What’s Next for the Muni Market? | ETF Trends

By Jim Colby, Portfolio Manager and Strategist, Municipal Bonds, VanEck Global

During periods of economic uncertainty, near-term decisions can determine the nature and durability of the recovery that drives long-term credit quality.  I believe there is some cause for optimism for recovery in the municipal bond market. There may be many bumps in the road, but fears of many humpty-dumpty defaults really belong more in a story about Chicken Little.

My many years working with the municipal bond market entitles me, I suppose, to offer some perspective on what has occurred over the past two months, and what we might anticipate for the next few months. There isn’t anyone who has not, in one way or another, asked “What do I do next?” To frame some possible answers, here are a few “markers” to consider.

  • Extraordinary measures are being put in play by Congress to provide dollars to the general population to bridge some of the jobless gaps and to provide some basis for economic stimulus.
  • The Federal Reserve (Fed) has prepared—but not yet launched—a support program, the Municipal Liquidity Facility (MLF), to provide liquidity to the municipal market, allowing muni borrowers to issue short-term cash management notes that the Fed will purchase.
  • March market volatility, the likes of which none of us have ever experienced, has receded to allow normalization of pricing and resumption of issuance now that we are into the month of May.
  • Cumulative outflows, reflected in redemptions from mutual funds and ETFs, have dropped by 70%1, suggesting that there is less of an emotional component to investing and a return to comparative opportunities which drove investing patterns 6 to 12 months ago.

These observations are, in and of themselves, touching important elements as to the restoration of economic and marketplace confidence. I cannot predict the path or duration of COVID-19, but it is certain to disrupt economic activity – everywhere. Its impact will be upon each entity that issues bonds for public improvements and purposes, to some greater or lesser degree. The bad news is that we cannot predict the impact everywhere. But the good news is that, owing to the structural requirements of bond financings in the municipal space, issues that carry ratings from Moody’s, S&P and Fitch not only build reserves into each financing, but the ratings that are achieved are done so based, in part, upon the concept of “rainy day” reserves set aside by the issuer to meet contingencies such as what we are now witnessing.

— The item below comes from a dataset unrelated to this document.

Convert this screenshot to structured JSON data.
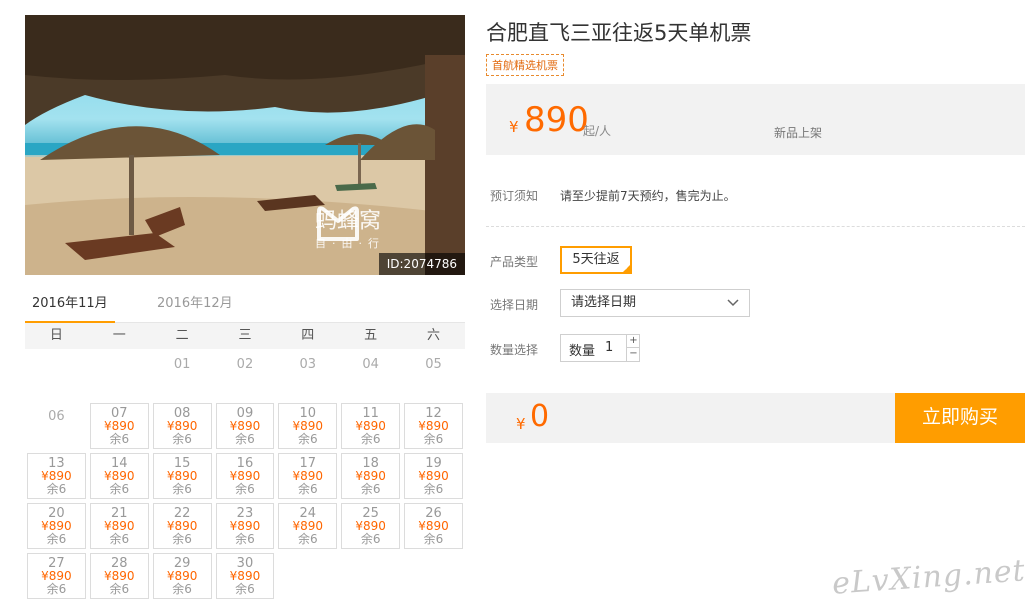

The municipal industry has a long history of very strong credit quality and very low default experience. Though credit quality will be reviewed and tested in the months to come, these points will be important to note as investment decisions are made going forward:

  • After the events of the financial crisis in 2008, the ratings agencies will be quick to address any concerns for changing their credit outlook on all issuers.
  • The MLF aims to keep the marketplace active and efficient, allowing issuers access to capital while their economies or programs begin to return to normalcy.
  • With any downgrades in credit quality, spreads between maturities, ratings and sectors are going to widen, potentially providing more compensation to the investor for the changes that occur.  Currently, with Treasury rates remaining at very low levels, opportunities for value trades in municipals – especially investment grade – are prominent. I believe the value of the tax-exempt coupon is still significant.
  • During this recent period of instability, I would point out that the structure of the ETF has held up. It stood the dual tests of providing liquidity as well as stability of valuation, benefitting from their highly diversified structure.

All things considered, while we expect some bumpy roads in the near-term, I am optimistic about the municipal bond market’s recovery. The attributes that have historically contributed to the strength of this market are still there and may factor into its recovery.